Oakland, California. News from Vice-president elect Kamala Harris’ birthplace
In November 2019 a group of women in Oakland occupied a home to keep it from being sold off to speculators in the ongoing gentrification battle of Oakland.
Thus began a campaign which gathered world wide attention. The women were evicted in January in a brutal action by Alameda County sheriffs.
After a huge outcry the speculator who purchased the property backed off and sold the property to the Oakland Community Land Trust.
Surprise surprise. A leader in that campaign has been elected to the Oakland City Council.
Excerpted from San Francisco Chronicle 11.9.2020
When activist Carroll Fife choreographed homeless mothers and their kids taking over an empty house in West Oakland to spotlight the city’s housing crisis, it drew international coverage.
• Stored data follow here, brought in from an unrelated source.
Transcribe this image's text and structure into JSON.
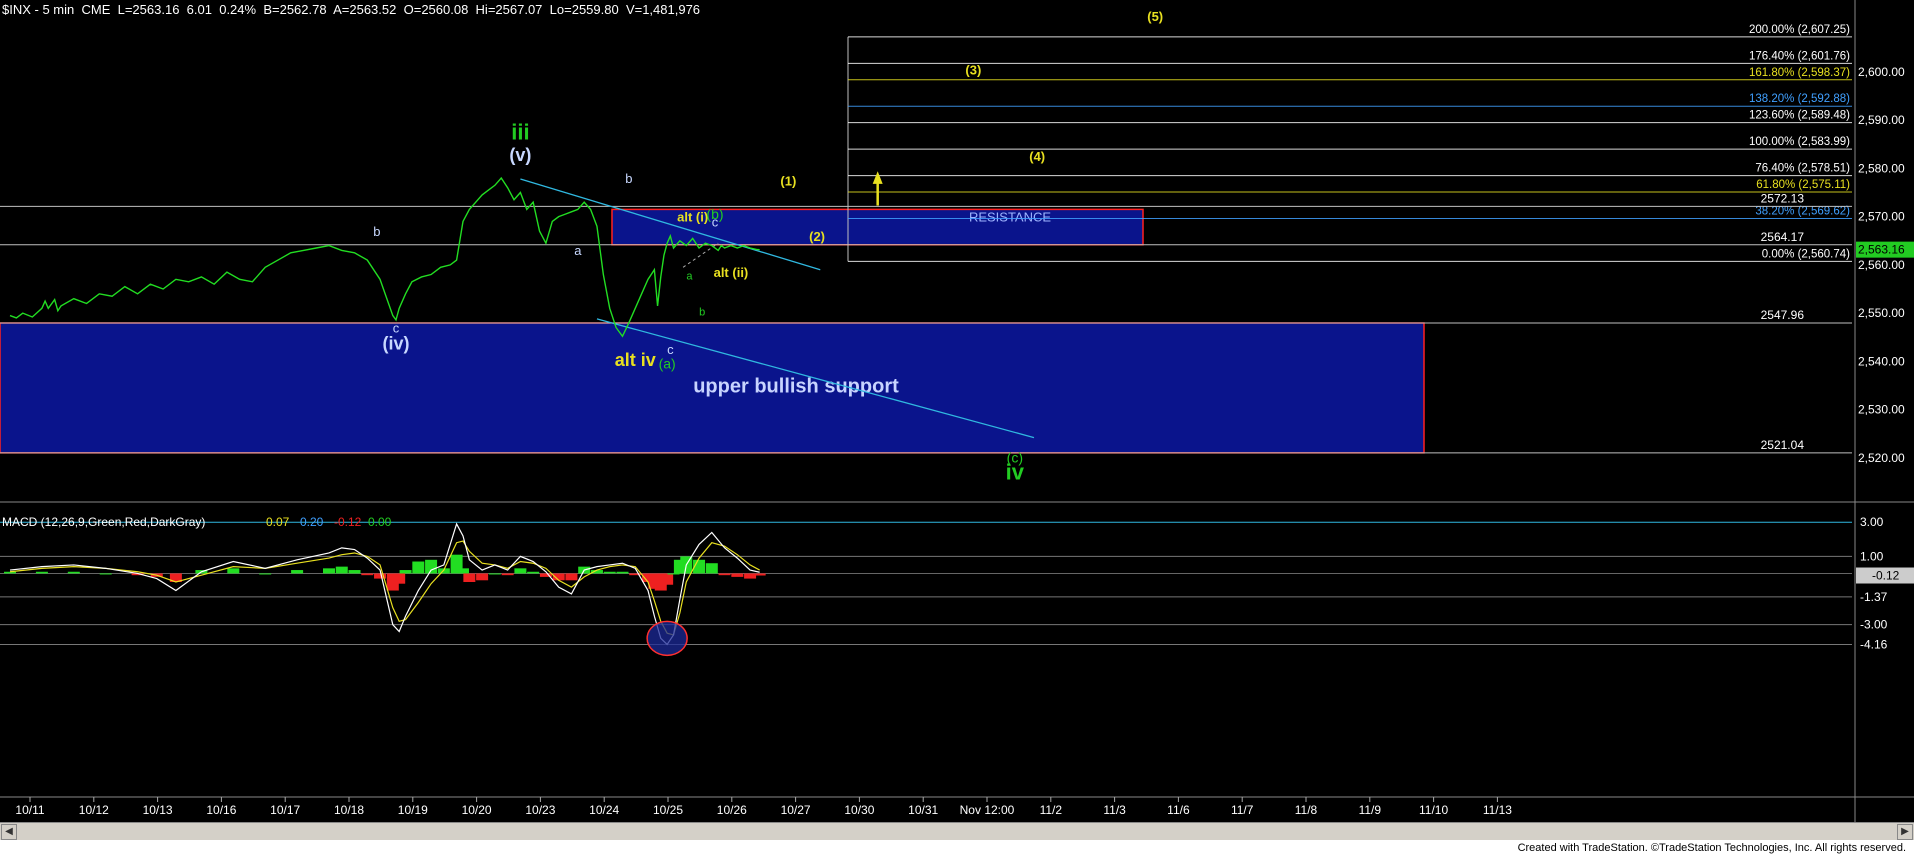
{
  "header": {
    "symbol": "$INX - 5 min",
    "exchange": "CME",
    "last": "L=2563.16",
    "change": "6.01",
    "change_pct": "0.24%",
    "bid": "B=2562.78",
    "ask": "A=2563.52",
    "open": "O=2560.08",
    "high": "Hi=2567.07",
    "low": "Lo=2559.80",
    "volume": "V=1,481,976"
  },
  "colors": {
    "background": "#000000",
    "price_line": "#22dd22",
    "zone_fill": "#0a148c",
    "zone_border": "#ff2020",
    "wave_green": "#22cc22",
    "wave_white": "#c8d8ff",
    "wave_yellow": "#e8e020",
    "fib_line": "#c0c0c0",
    "trend_line": "#30b8e0",
    "macd_line": "#ffffff",
    "signal_line": "#e8e020",
    "hist_pos": "#22dd22",
    "hist_neg": "#ee2020"
  },
  "chart_data": [
    {
      "type": "line",
      "title": "$INX - 5 min",
      "y_axis": {
        "ticks": [
          "2,600.00",
          "2,590.00",
          "2,580.00",
          "2,570.00",
          "2,560.00",
          "2,550.00",
          "2,540.00",
          "2,530.00",
          "2,520.00"
        ],
        "range": [
          2515,
          2612
        ]
      },
      "x_axis": {
        "ticks": [
          "10/11",
          "10/12",
          "10/13",
          "10/16",
          "10/17",
          "10/18",
          "10/19",
          "10/20",
          "10/23",
          "10/24",
          "10/25",
          "10/26",
          "10/27",
          "10/30",
          "10/31",
          "Nov 12:00",
          "11/2",
          "11/3",
          "11/6",
          "11/7",
          "11/8",
          "11/9",
          "11/10",
          "11/13"
        ]
      },
      "series": [
        {
          "name": "$INX",
          "x": [
            0.0,
            0.1,
            0.2,
            0.35,
            0.5,
            0.55,
            0.6,
            0.7,
            0.75,
            0.8,
            1.0,
            1.2,
            1.4,
            1.6,
            1.8,
            2.0,
            2.2,
            2.4,
            2.6,
            2.8,
            3.0,
            3.2,
            3.4,
            3.6,
            3.8,
            4.0,
            4.2,
            4.4,
            4.6,
            4.8,
            5.0,
            5.2,
            5.4,
            5.6,
            5.8,
            6.0,
            6.05,
            6.1,
            6.2,
            6.3,
            6.45,
            6.6,
            6.75,
            6.9,
            7.0,
            7.05,
            7.1,
            7.2,
            7.3,
            7.4,
            7.5,
            7.6,
            7.7,
            7.8,
            7.9,
            8.0,
            8.1,
            8.2,
            8.3,
            8.4,
            8.5,
            8.6,
            8.7,
            8.8,
            8.9,
            9.0,
            9.1,
            9.2,
            9.3,
            9.4,
            9.5,
            9.6,
            9.7,
            9.8,
            9.9,
            10.0,
            10.1,
            10.15,
            10.2,
            10.25,
            10.3,
            10.35,
            10.4,
            10.5,
            10.6,
            10.7,
            10.8,
            10.9,
            11.0,
            11.1,
            11.15,
            11.2,
            11.3,
            11.4,
            11.5,
            11.6,
            11.7,
            11.75
          ],
          "values": [
            2549.5,
            2549.0,
            2550.0,
            2549.2,
            2551.0,
            2552.5,
            2551.0,
            2552.8,
            2550.5,
            2551.5,
            2553.0,
            2552.0,
            2554.0,
            2553.5,
            2555.5,
            2554.0,
            2556.0,
            2555.0,
            2557.0,
            2556.5,
            2557.5,
            2556.0,
            2558.5,
            2557.0,
            2556.5,
            2559.5,
            2561.0,
            2562.5,
            2563.0,
            2563.5,
            2564.0,
            2563.0,
            2562.5,
            2561.0,
            2557.0,
            2549.5,
            2548.6,
            2551.0,
            2554.0,
            2556.5,
            2557.5,
            2558.0,
            2559.5,
            2560.0,
            2561.0,
            2565.0,
            2569.0,
            2571.5,
            2573.0,
            2574.5,
            2575.5,
            2576.5,
            2578.0,
            2576.0,
            2573.5,
            2575.0,
            2571.5,
            2573.0,
            2567.0,
            2564.5,
            2569.0,
            2570.0,
            2570.5,
            2571.0,
            2571.5,
            2573.0,
            2571.5,
            2568.0,
            2558.0,
            2551.0,
            2547.0,
            2545.2,
            2548.0,
            2551.0,
            2554.0,
            2557.0,
            2559.0,
            2551.5,
            2557.5,
            2562.0,
            2564.5,
            2566.0,
            2563.5,
            2565.0,
            2564.0,
            2565.5,
            2563.5,
            2564.5,
            2564.0,
            2563.0,
            2564.0,
            2563.5,
            2564.0,
            2563.5,
            2564.0,
            2563.5,
            2563.2,
            2563.16
          ]
        }
      ],
      "last_price_tag": "2,563.16",
      "levels": [
        {
          "label": "200.00% (2,607.25)",
          "value": 2607.25,
          "color": "#ffffff"
        },
        {
          "label": "176.40% (2,601.76)",
          "value": 2601.76,
          "color": "#ffffff"
        },
        {
          "label": "161.80% (2,598.37)",
          "value": 2598.37,
          "color": "#e8e020"
        },
        {
          "label": "138.20% (2,592.88)",
          "value": 2592.88,
          "color": "#40a0ff"
        },
        {
          "label": "123.60% (2,589.48)",
          "value": 2589.48,
          "color": "#ffffff"
        },
        {
          "label": "100.00% (2,583.99)",
          "value": 2583.99,
          "color": "#ffffff"
        },
        {
          "label": "76.40% (2,578.51)",
          "value": 2578.51,
          "color": "#ffffff"
        },
        {
          "label": "61.80% (2,575.11)",
          "value": 2575.11,
          "color": "#e8e020"
        },
        {
          "label": "38.20% (2,569.62)",
          "value": 2569.62,
          "color": "#40a0ff"
        },
        {
          "label": "0.00% (2,560.74)",
          "value": 2560.74,
          "color": "#ffffff"
        }
      ],
      "horizontal_lines": [
        {
          "label": "2572.13",
          "value": 2572.13
        },
        {
          "label": "2564.17",
          "value": 2564.17
        },
        {
          "label": "2547.96",
          "value": 2547.96
        },
        {
          "label": "2521.04",
          "value": 2521.04
        }
      ],
      "zones": [
        {
          "label": "RESISTANCE",
          "from": 2564.17,
          "to": 2571.5
        },
        {
          "label": "upper bullish support",
          "from": 2521.04,
          "to": 2547.96
        }
      ],
      "wave_labels": [
        {
          "text": "iii",
          "x": 8.0,
          "y": 2586.0,
          "style": "green-big"
        },
        {
          "text": "(v)",
          "x": 8.0,
          "y": 2581.5,
          "style": "white-big"
        },
        {
          "text": "b",
          "x": 5.75,
          "y": 2566.0,
          "style": "white-small"
        },
        {
          "text": "c",
          "x": 6.05,
          "y": 2546.0,
          "style": "white-small"
        },
        {
          "text": "(iv)",
          "x": 6.05,
          "y": 2542.5,
          "style": "white-big"
        },
        {
          "text": "a",
          "x": 8.9,
          "y": 2562.0,
          "style": "white-small"
        },
        {
          "text": "b",
          "x": 9.7,
          "y": 2577.0,
          "style": "white-small"
        },
        {
          "text": "c",
          "x": 10.35,
          "y": 2541.5,
          "style": "white-small"
        },
        {
          "text": "(a)",
          "x": 10.3,
          "y": 2538.5,
          "style": "green-small"
        },
        {
          "text": "alt iv",
          "x": 9.8,
          "y": 2539.0,
          "style": "yellow-big"
        },
        {
          "text": "a",
          "x": 10.65,
          "y": 2557.0,
          "style": "green-tiny"
        },
        {
          "text": "b",
          "x": 10.85,
          "y": 2549.5,
          "style": "green-tiny"
        },
        {
          "text": "c",
          "x": 11.05,
          "y": 2568.0,
          "style": "white-small"
        },
        {
          "text": "alt (i)",
          "x": 10.7,
          "y": 2569.0,
          "style": "yellow-small"
        },
        {
          "text": "(b)",
          "x": 11.05,
          "y": 2569.5,
          "style": "green-small"
        },
        {
          "text": "alt (ii)",
          "x": 11.3,
          "y": 2557.5,
          "style": "yellow-small"
        },
        {
          "text": "(1)",
          "x": 12.2,
          "y": 2576.5,
          "style": "yellow-small"
        },
        {
          "text": "(2)",
          "x": 12.65,
          "y": 2565.0,
          "style": "yellow-small"
        },
        {
          "text": "(3)",
          "x": 15.1,
          "y": 2599.5,
          "style": "yellow-small"
        },
        {
          "text": "(4)",
          "x": 16.1,
          "y": 2581.5,
          "style": "yellow-small"
        },
        {
          "text": "(5)",
          "x": 17.95,
          "y": 2610.5,
          "style": "yellow-small"
        },
        {
          "text": "(c)",
          "x": 15.75,
          "y": 2519.0,
          "style": "green-small"
        },
        {
          "text": "iv",
          "x": 15.75,
          "y": 2515.5,
          "style": "green-big"
        }
      ],
      "annotations": [
        {
          "text": "RESISTANCE"
        },
        {
          "text": "upper bullish support"
        }
      ]
    },
    {
      "type": "line",
      "title": "MACD (12,26,9,Green,Red,DarkGray)",
      "legend_values": [
        "0.07",
        "0.20",
        "-0.12",
        "0.00"
      ],
      "y_axis": {
        "ticks": [
          "3.00",
          "1.00",
          "-1.37",
          "-3.00",
          "-4.16"
        ],
        "last_tag": "-0.12",
        "range": [
          -4.6,
          3.6
        ]
      },
      "series": [
        {
          "name": "MACD",
          "x": [
            0.0,
            0.5,
            1.0,
            1.5,
            2.0,
            2.3,
            2.6,
            3.0,
            3.5,
            4.0,
            4.5,
            5.0,
            5.2,
            5.4,
            5.6,
            5.8,
            6.0,
            6.1,
            6.2,
            6.4,
            6.6,
            6.8,
            7.0,
            7.1,
            7.2,
            7.4,
            7.6,
            7.8,
            8.0,
            8.2,
            8.4,
            8.6,
            8.8,
            9.0,
            9.2,
            9.4,
            9.6,
            9.8,
            10.0,
            10.1,
            10.2,
            10.3,
            10.4,
            10.5,
            10.6,
            10.8,
            11.0,
            11.2,
            11.4,
            11.6,
            11.75
          ],
          "values": [
            0.2,
            0.4,
            0.5,
            0.3,
            0.0,
            -0.3,
            -1.0,
            0.1,
            0.7,
            0.3,
            0.8,
            1.2,
            1.5,
            1.4,
            0.9,
            0.2,
            -3.0,
            -3.4,
            -2.5,
            -1.0,
            0.2,
            0.5,
            2.9,
            2.2,
            0.8,
            0.2,
            0.5,
            0.2,
            1.0,
            0.7,
            0.1,
            -0.8,
            -1.2,
            0.2,
            0.4,
            0.5,
            0.6,
            0.3,
            -1.0,
            -2.5,
            -3.8,
            -4.16,
            -3.6,
            -1.5,
            0.5,
            1.7,
            2.4,
            1.5,
            0.9,
            0.2,
            0.07
          ]
        },
        {
          "name": "Signal",
          "x": [
            0.0,
            0.5,
            1.0,
            1.5,
            2.0,
            2.3,
            2.6,
            3.0,
            3.5,
            4.0,
            4.5,
            5.0,
            5.2,
            5.4,
            5.6,
            5.8,
            6.0,
            6.1,
            6.2,
            6.4,
            6.6,
            6.8,
            7.0,
            7.1,
            7.2,
            7.4,
            7.6,
            7.8,
            8.0,
            8.2,
            8.4,
            8.6,
            8.8,
            9.0,
            9.2,
            9.4,
            9.6,
            9.8,
            10.0,
            10.1,
            10.2,
            10.3,
            10.4,
            10.5,
            10.6,
            10.8,
            11.0,
            11.2,
            11.4,
            11.6,
            11.75
          ],
          "values": [
            0.1,
            0.3,
            0.4,
            0.3,
            0.1,
            -0.1,
            -0.5,
            -0.1,
            0.4,
            0.3,
            0.6,
            0.9,
            1.1,
            1.2,
            1.0,
            0.5,
            -2.0,
            -2.8,
            -2.7,
            -1.7,
            -0.6,
            0.2,
            1.8,
            1.9,
            1.3,
            0.6,
            0.5,
            0.3,
            0.7,
            0.6,
            0.3,
            -0.4,
            -0.8,
            -0.2,
            0.2,
            0.4,
            0.5,
            0.4,
            -0.5,
            -1.6,
            -2.8,
            -3.5,
            -3.6,
            -2.3,
            -0.5,
            0.9,
            1.8,
            1.6,
            1.1,
            0.5,
            0.2
          ]
        },
        {
          "name": "Histogram",
          "x": [
            0.0,
            0.5,
            1.0,
            1.5,
            2.0,
            2.3,
            2.6,
            3.0,
            3.5,
            4.0,
            4.5,
            5.0,
            5.2,
            5.4,
            5.6,
            5.8,
            6.0,
            6.1,
            6.2,
            6.4,
            6.6,
            6.8,
            7.0,
            7.1,
            7.2,
            7.4,
            7.6,
            7.8,
            8.0,
            8.2,
            8.4,
            8.6,
            8.8,
            9.0,
            9.2,
            9.4,
            9.6,
            9.8,
            10.0,
            10.1,
            10.2,
            10.3,
            10.4,
            10.5,
            10.6,
            10.8,
            11.0,
            11.2,
            11.4,
            11.6,
            11.75
          ],
          "values": [
            0.1,
            0.1,
            0.1,
            0.0,
            -0.1,
            -0.2,
            -0.5,
            0.2,
            0.3,
            0.0,
            0.2,
            0.3,
            0.4,
            0.2,
            -0.1,
            -0.3,
            -1.0,
            -0.6,
            0.2,
            0.7,
            0.8,
            0.3,
            1.1,
            0.3,
            -0.5,
            -0.4,
            0.0,
            -0.1,
            0.3,
            0.1,
            -0.2,
            -0.4,
            -0.4,
            0.4,
            0.2,
            0.1,
            0.1,
            -0.1,
            -0.5,
            -0.9,
            -1.0,
            -0.66,
            0.0,
            0.8,
            1.0,
            0.8,
            0.6,
            -0.1,
            -0.2,
            -0.3,
            -0.12
          ]
        }
      ]
    }
  ],
  "footer": {
    "credit": "Created with TradeStation. ©TradeStation Technologies, Inc. All rights reserved."
  }
}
Oakland City councilwoman-elect Carroll Fife
Now, Fife, the mastermind behind Moms 4 Housing, has unseated two-term City Council incumbent Lynette Gibson McElhaney in a stunning victory in District Three. The race — one of the most hotly contested among the five seats up for grabs on the council — is for a district that includes West Oakland, Downtown, Uptown, Jack London, Pill Hill, Lake Merritt and the Port of Oakland.
Fife’s win signals a shift to a more progressive electorate in Oakland. Her campaign centered on the idea that “housing is a human right” and that public safety should be reimagined — a nod to Oaklanders’ shifting priorities amid a growing homelessness crisis and a racial reckoning over police brutality.
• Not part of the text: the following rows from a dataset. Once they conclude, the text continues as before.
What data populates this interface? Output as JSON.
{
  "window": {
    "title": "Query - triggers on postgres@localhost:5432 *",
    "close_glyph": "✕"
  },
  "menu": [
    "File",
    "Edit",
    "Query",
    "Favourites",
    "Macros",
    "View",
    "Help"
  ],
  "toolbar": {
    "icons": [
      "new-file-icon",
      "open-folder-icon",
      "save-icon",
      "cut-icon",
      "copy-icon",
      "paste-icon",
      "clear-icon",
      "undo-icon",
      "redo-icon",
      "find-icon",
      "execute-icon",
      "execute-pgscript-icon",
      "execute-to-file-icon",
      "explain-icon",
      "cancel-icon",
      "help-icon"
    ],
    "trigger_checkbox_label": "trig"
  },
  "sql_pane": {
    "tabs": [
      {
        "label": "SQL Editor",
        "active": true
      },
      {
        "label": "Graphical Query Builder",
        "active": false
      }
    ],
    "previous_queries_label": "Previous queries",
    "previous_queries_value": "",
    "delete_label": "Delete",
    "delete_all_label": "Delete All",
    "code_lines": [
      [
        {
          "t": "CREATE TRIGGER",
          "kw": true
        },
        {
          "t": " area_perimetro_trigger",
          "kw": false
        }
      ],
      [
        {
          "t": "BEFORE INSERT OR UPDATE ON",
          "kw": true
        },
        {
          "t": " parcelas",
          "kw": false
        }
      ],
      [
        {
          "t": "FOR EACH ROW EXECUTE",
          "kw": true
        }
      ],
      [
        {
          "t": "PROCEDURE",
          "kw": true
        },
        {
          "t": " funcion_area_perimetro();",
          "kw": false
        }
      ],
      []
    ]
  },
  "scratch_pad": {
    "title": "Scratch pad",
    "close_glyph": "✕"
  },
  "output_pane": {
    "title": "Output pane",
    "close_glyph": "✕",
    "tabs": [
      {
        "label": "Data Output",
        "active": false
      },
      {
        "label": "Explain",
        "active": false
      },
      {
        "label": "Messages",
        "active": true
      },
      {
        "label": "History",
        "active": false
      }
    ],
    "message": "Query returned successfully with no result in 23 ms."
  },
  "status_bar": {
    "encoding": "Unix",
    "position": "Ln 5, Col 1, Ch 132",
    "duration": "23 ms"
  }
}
Fife was one of the lead organizers behind Moms 4 Housing, a collective that began when homeless mothers took over a speculator-owned house on Magnolia Street in West Oakland in November 2019. The incumbent, McElhaney, was the first Black woman to be elected president of the City Council by her colleagues in 2015 and has a background in affordable housing but was seen as generally more moderate than Fife.
Fife plans to focus on pro-tenant regulations, convert abandoned and dilapidated homes to affordable housing and give renters the first right of refusal to purchase the home where they live if it goes up for sale.
Fife said impact fees, which developers of residential buildings are required to pay if they don’t build a certain amount of affordable housing in market-rate projects, are a “failed process.” Instead, Fife told The Chronicle that she wants to require those developments to have at least 20% of units be affordable.
About policing, Fife campaigned on reassigning traffic stops to civilian staff and having mental health staff respond to non-violent 911 calls.